Construction is progressing on a new Edgewood Elementary School with the goal of opening during the upcoming school year.
Watson Chapel Superintendent Danny Hazelwood said the ongoing building project has been successful and is meeting his expectations for opening in either December or early January 2015. Edgewood enrolls kindergartners and first-graders.
“Progress is going well. Everything is going according to schedule without any major glitches,” Hazelwood said. “We hope to transition into the new building during the Christmas holiday break.”
The original Edgewood Elementary School buildings opened in the 1950s and have outlasted their use, he said. The district spends more money to maintain these buildings than is feasible, he said.
Kindergartners and first-graders will return to the existing school buildings when classes resume in August, Hazelwood said. He expects the new building to be complete in October, one year after a groundbreaking ceremony.
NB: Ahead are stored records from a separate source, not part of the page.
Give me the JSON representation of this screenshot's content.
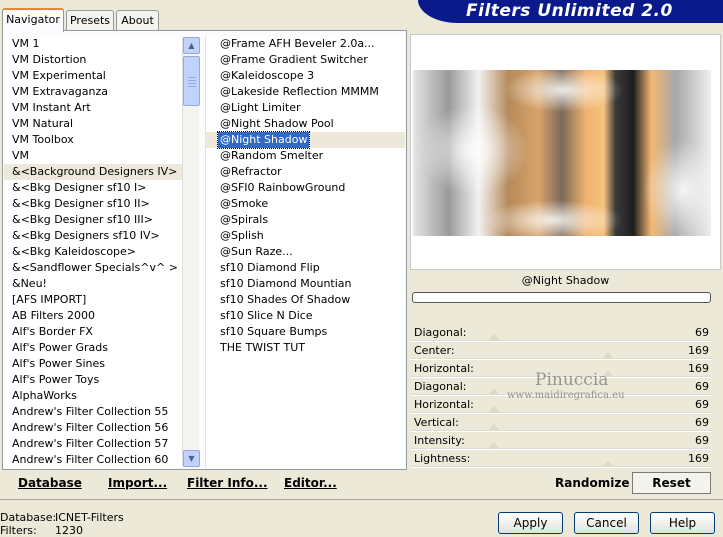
{
  "app_title": "Filters Unlimited 2.0",
  "tabs": [
    {
      "label": "Navigator",
      "active": true
    },
    {
      "label": "Presets",
      "active": false
    },
    {
      "label": "About",
      "active": false
    }
  ],
  "categories": [
    "VM 1",
    "VM Distortion",
    "VM Experimental",
    "VM Extravaganza",
    "VM Instant Art",
    "VM Natural",
    "VM Toolbox",
    "VM",
    "&<Background Designers IV>",
    "&<Bkg Designer sf10 I>",
    "&<Bkg Designer sf10 II>",
    "&<Bkg Designer sf10 III>",
    "&<Bkg Designers sf10 IV>",
    "&<Bkg Kaleidoscope>",
    "&<Sandflower Specials^v^ >",
    "&Neu!",
    "[AFS IMPORT]",
    "AB Filters 2000",
    "Alf's Border FX",
    "Alf's Power Grads",
    "Alf's Power Sines",
    "Alf's Power Toys",
    "AlphaWorks",
    "Andrew's Filter Collection 55",
    "Andrew's Filter Collection 56",
    "Andrew's Filter Collection 57",
    "Andrew's Filter Collection 60"
  ],
  "selected_category": "&<Background Designers IV>",
  "filters": [
    "@Frame AFH Beveler 2.0a...",
    "@Frame Gradient Switcher",
    "@Kaleidoscope 3",
    "@Lakeside Reflection MMMM",
    "@Light Limiter",
    "@Night Shadow Pool",
    "@Night Shadow",
    "@Random Smelter",
    "@Refractor",
    "@SFI0 RainbowGround",
    "@Smoke",
    "@Spirals",
    "@Splish",
    "@Sun Raze...",
    "sf10 Diamond Flip",
    "sf10 Diamond Mountian",
    "sf10 Shades Of Shadow",
    "sf10 Slice N Dice",
    "sf10 Square Bumps",
    "THE TWIST TUT"
  ],
  "selected_filter": "@Night Shadow",
  "preview": {
    "filter_name": "@Night Shadow"
  },
  "parameters": [
    {
      "label": "Diagonal:",
      "value": "69",
      "level": 69
    },
    {
      "label": "Center:",
      "value": "169",
      "level": 169
    },
    {
      "label": "Horizontal:",
      "value": "169",
      "level": 169
    },
    {
      "label": "Diagonal:",
      "value": "69",
      "level": 69
    },
    {
      "label": "Horizontal:",
      "value": "69",
      "level": 69
    },
    {
      "label": "Vertical:",
      "value": "69",
      "level": 69
    },
    {
      "label": "Intensity:",
      "value": "69",
      "level": 69
    },
    {
      "label": "Lightness:",
      "value": "169",
      "level": 169
    }
  ],
  "parameter_max": 255,
  "watermark": {
    "line1": "Pinuccia",
    "line2": "www.maidiregrafica.eu"
  },
  "left_buttons": {
    "database": "Database",
    "import": "Import...",
    "filter_info": "Filter Info...",
    "editor": "Editor..."
  },
  "right_buttons": {
    "randomize": "Randomize",
    "reset": "Reset"
  },
  "status": {
    "database_label": "Database:",
    "database_value": "ICNET-Filters",
    "filters_label": "Filters:",
    "filters_value": "1230"
  },
  "dialog_buttons": {
    "apply": "Apply",
    "cancel": "Cancel",
    "help": "Help"
  }
}
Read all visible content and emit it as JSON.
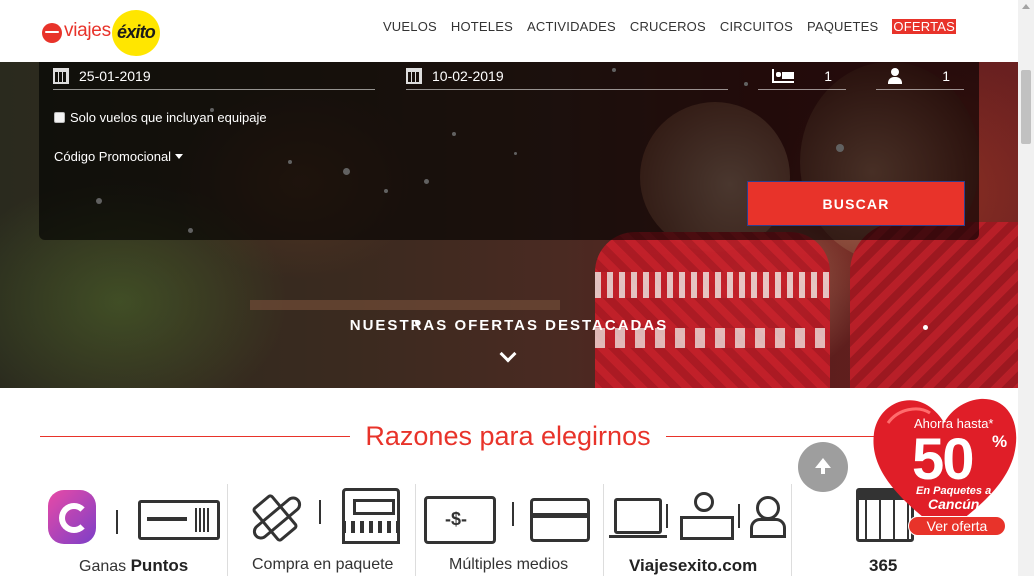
{
  "brand": {
    "name_left": "viajes",
    "name_right": "éxito"
  },
  "nav": {
    "items": [
      "VUELOS",
      "HOTELES",
      "ACTIVIDADES",
      "CRUCEROS",
      "CIRCUITOS",
      "PAQUETES",
      "OFERTAS"
    ]
  },
  "search": {
    "date_from": "25-01-2019",
    "date_to": "10-02-2019",
    "rooms": "1",
    "guests": "1",
    "baggage_label": "Solo vuelos que incluyan equipaje",
    "baggage_checked": false,
    "promo_label": "Código Promocional",
    "search_button": "BUSCAR"
  },
  "hero": {
    "offers_title": "NUESTRAS OFERTAS DESTACADAS"
  },
  "reasons": {
    "title": "Razones para elegirnos",
    "items": [
      {
        "label_prefix": "Ganas ",
        "label_bold": "Puntos"
      },
      {
        "label_prefix": "Compra en paquete",
        "label_bold": ""
      },
      {
        "label_prefix": "Múltiples medios",
        "label_bold": ""
      },
      {
        "label_prefix": "",
        "label_bold": "Viajesexito.com"
      },
      {
        "label_prefix": "",
        "label_bold": "365"
      }
    ]
  },
  "promo_badge": {
    "line1": "Ahorra hasta*",
    "big": "50",
    "pct": "%",
    "line2": "En Paquetes a",
    "line3": "Cancún",
    "cta": "Ver oferta"
  },
  "colors": {
    "accent": "#e8332a",
    "brand_yellow": "#ffe600",
    "button_border": "#2b3f8f"
  }
}
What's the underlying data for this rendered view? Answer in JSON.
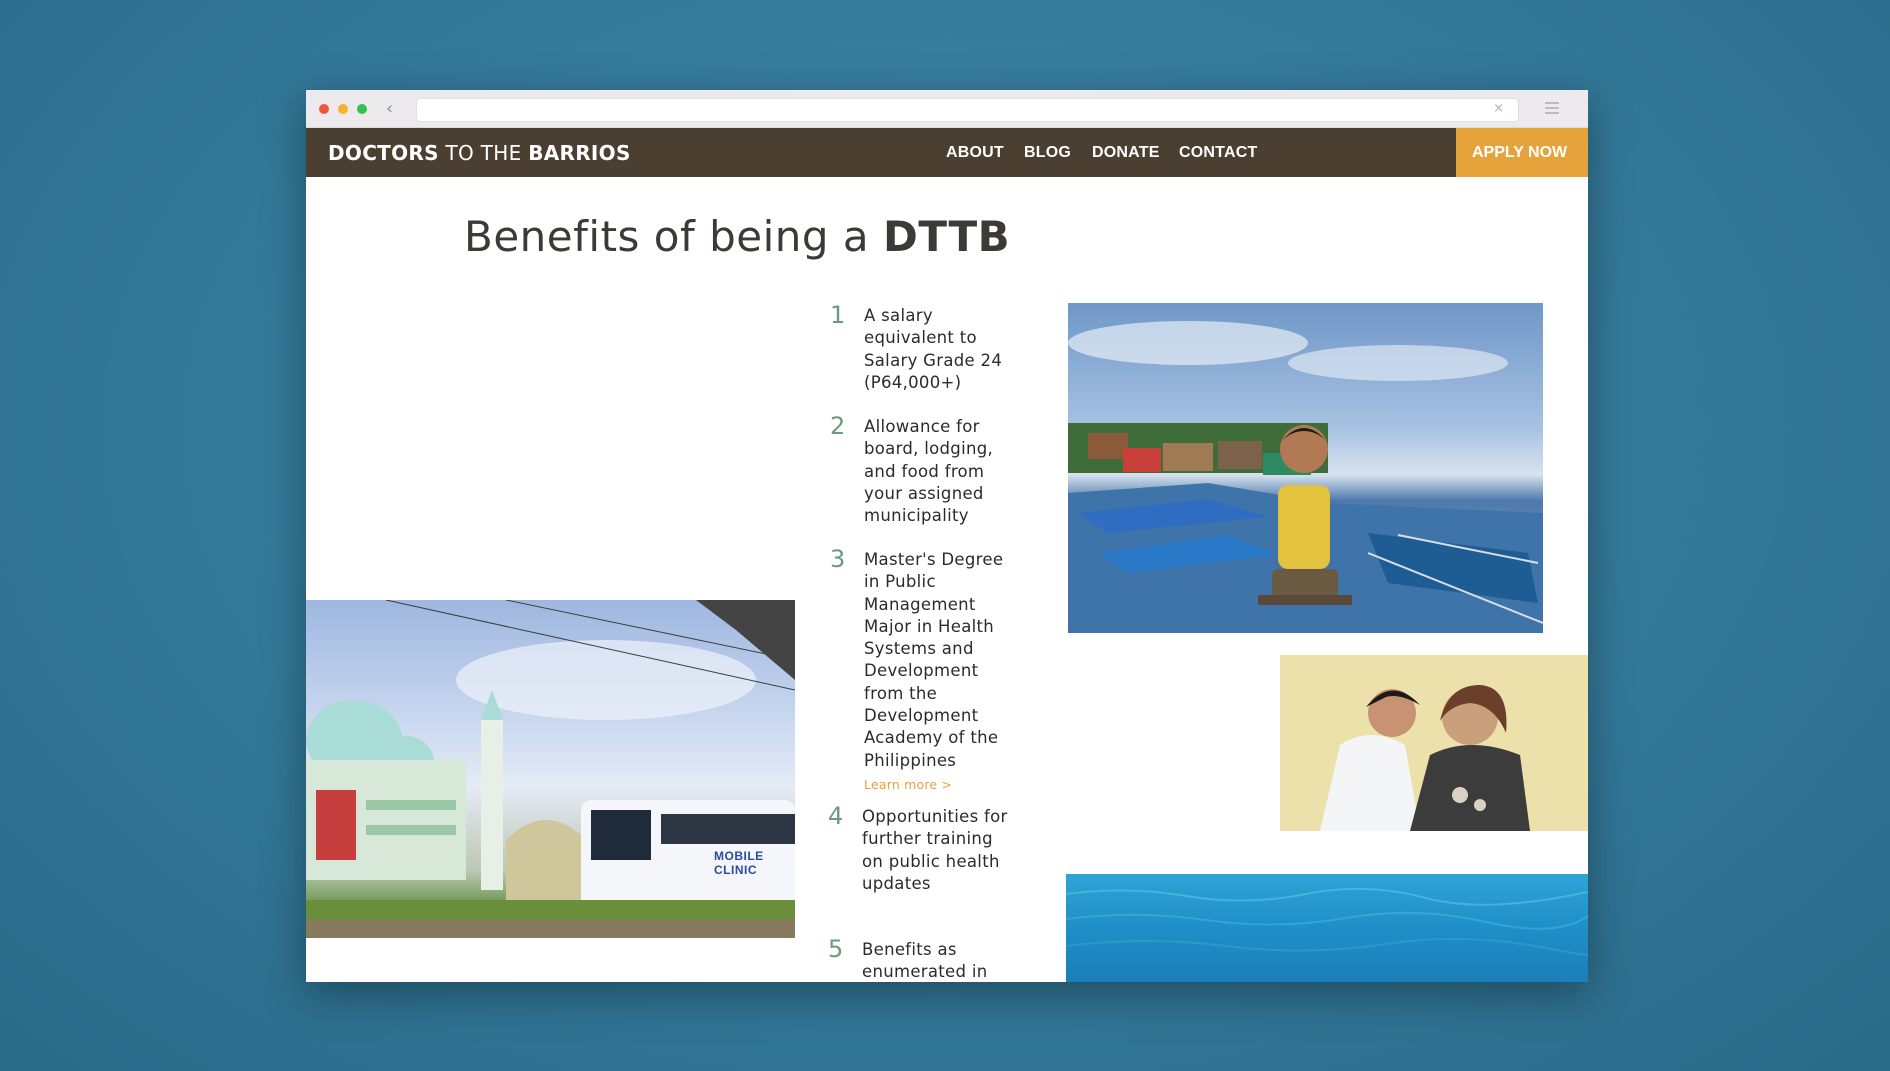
{
  "browser": {
    "back_glyph": "‹",
    "url": "",
    "url_close_glyph": "×"
  },
  "nav": {
    "brand": {
      "part1": "DOCTORS",
      "part2": "TO THE",
      "part3": "BARRIOS"
    },
    "links": [
      "ABOUT",
      "BLOG",
      "DONATE",
      "CONTACT"
    ],
    "cta": "APPLY NOW"
  },
  "page": {
    "heading_prefix": "Benefits of being a ",
    "heading_bold": "DTTB"
  },
  "benefits": [
    {
      "num": "1",
      "text": "A salary equivalent to Salary Grade 24 (P64,000+)"
    },
    {
      "num": "2",
      "text": "Allowance for board, lodging, and food from your assigned municipality"
    },
    {
      "num": "3",
      "text": "Master's Degree in Public Management Major in Health Systems and Development from the Development Academy of the Philippines",
      "link": "Learn more >"
    },
    {
      "num": "4",
      "text": "Opportunities for further training on public health updates"
    },
    {
      "num": "5",
      "text": "Benefits as enumerated in"
    }
  ],
  "images": {
    "mosque_bus_label": "MOBILE CLINIC"
  },
  "colors": {
    "background": "#357b9b",
    "nav_bg": "#4b3f32",
    "cta_bg": "#e7a33b",
    "number_green": "#6b9a7e",
    "link_orange": "#e7a33b"
  }
}
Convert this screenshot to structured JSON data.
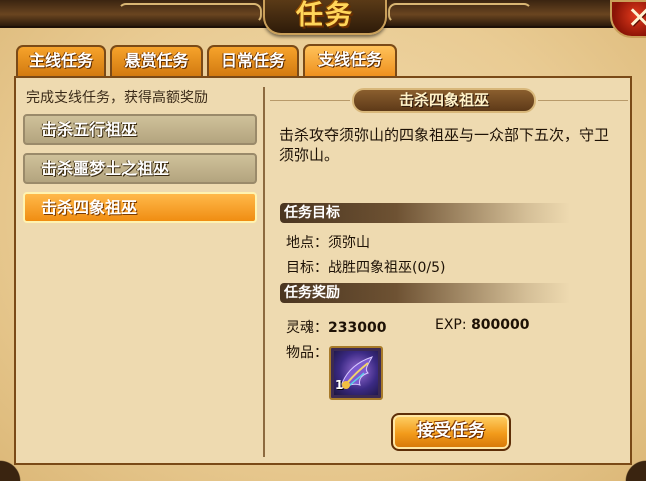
{
  "window": {
    "title": "任务",
    "close_icon": "close-icon"
  },
  "tabs": [
    {
      "label": "主线任务",
      "active": false
    },
    {
      "label": "悬赏任务",
      "active": false
    },
    {
      "label": "日常任务",
      "active": false
    },
    {
      "label": "支线任务",
      "active": true
    }
  ],
  "left_panel": {
    "header": "完成支线任务，获得高额奖励",
    "quests": [
      {
        "label": "击杀五行祖巫",
        "selected": false
      },
      {
        "label": "击杀噩梦土之祖巫",
        "selected": false
      },
      {
        "label": "击杀四象祖巫",
        "selected": true
      }
    ]
  },
  "detail": {
    "title": "击杀四象祖巫",
    "description": "击杀攻夺须弥山的四象祖巫与一众部下五次，守卫须弥山。",
    "objective_header": "任务目标",
    "location": "地点：须弥山",
    "target": "目标：战胜四象祖巫(0/5)",
    "reward_header": "任务奖励",
    "soul_label": "灵魂：",
    "soul_value": "233000",
    "exp_label": "EXP:",
    "exp_value": "800000",
    "items_label": "物品：",
    "item": {
      "icon": "wing-item-icon",
      "count": "1"
    },
    "accept_button": "接受任务"
  },
  "colors": {
    "tab_orange": "#f6a32b",
    "selected_orange": "#f08d12",
    "parchment": "#eedab0",
    "frame_brown": "#7a4a17"
  }
}
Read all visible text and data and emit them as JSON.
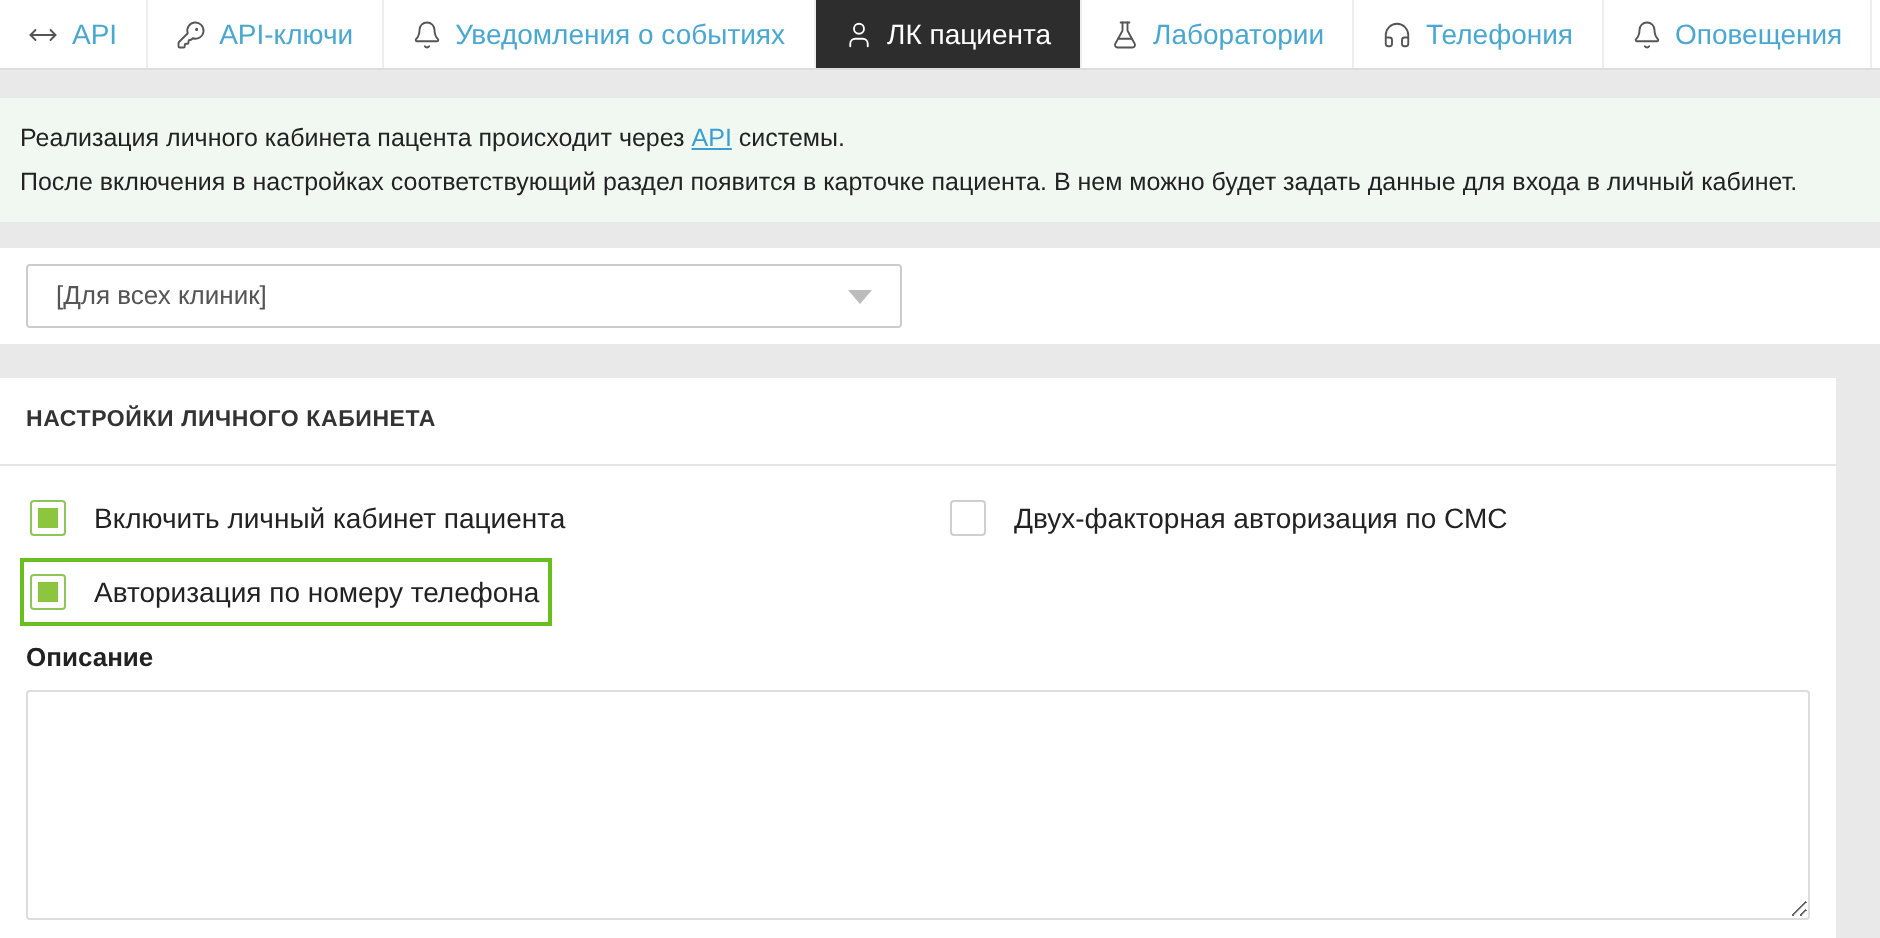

The land where the new building is being built was previously covered in trees.
Independent reporting for Pine Bluff & Jefferson County since 1879.
“We are anxious to move into the new building,” Hazelwood said. “This is a year of transition.”
The total price tag is about $10 million, Hazelwood said. In September 2013, the Watson Chapel School District Board of Directors voted to authorize the expenditure of up to $1.1 million of district funds to pay for costs associated with the construction of the new Edgewood Elementary School.
The expenditure will be reimbursed from proceeds of the $4,265,000 bond offering approved by voters in a special millage election earlier in 2013, according to the reimbursement resolution approved by the school board. The bond is for a duration of 30 years, Hazelwood said.
The Arkansas Department of Education is providing about $6 million through a partnership agreement with the Watson Chapel School District, Hazelwood said.
The new building features Chromebook wireless computers in every classroom, a multimedia library and a vocal music room, Hazelwood said. The building will be large enough to house 500 students, although the current enrollment is smaller than that figure.
“We are committed to making sure every student has access to a computer,” he said.
After the teachers and students move into the new building, the old buildings will be torn down.
Also in the Watson Chapel School District, Coleman Intermediate School is receiving new air conditioning units this summer. Coleman enrolls students in grades four through six.
“We expect the air-conditioning project to be done right around the start of school,” Hazelwood said.
A portion of the funding comes from the Facilities Partnership Program of the Arkansas Department of Education, with the rest coming from the district budget, he said.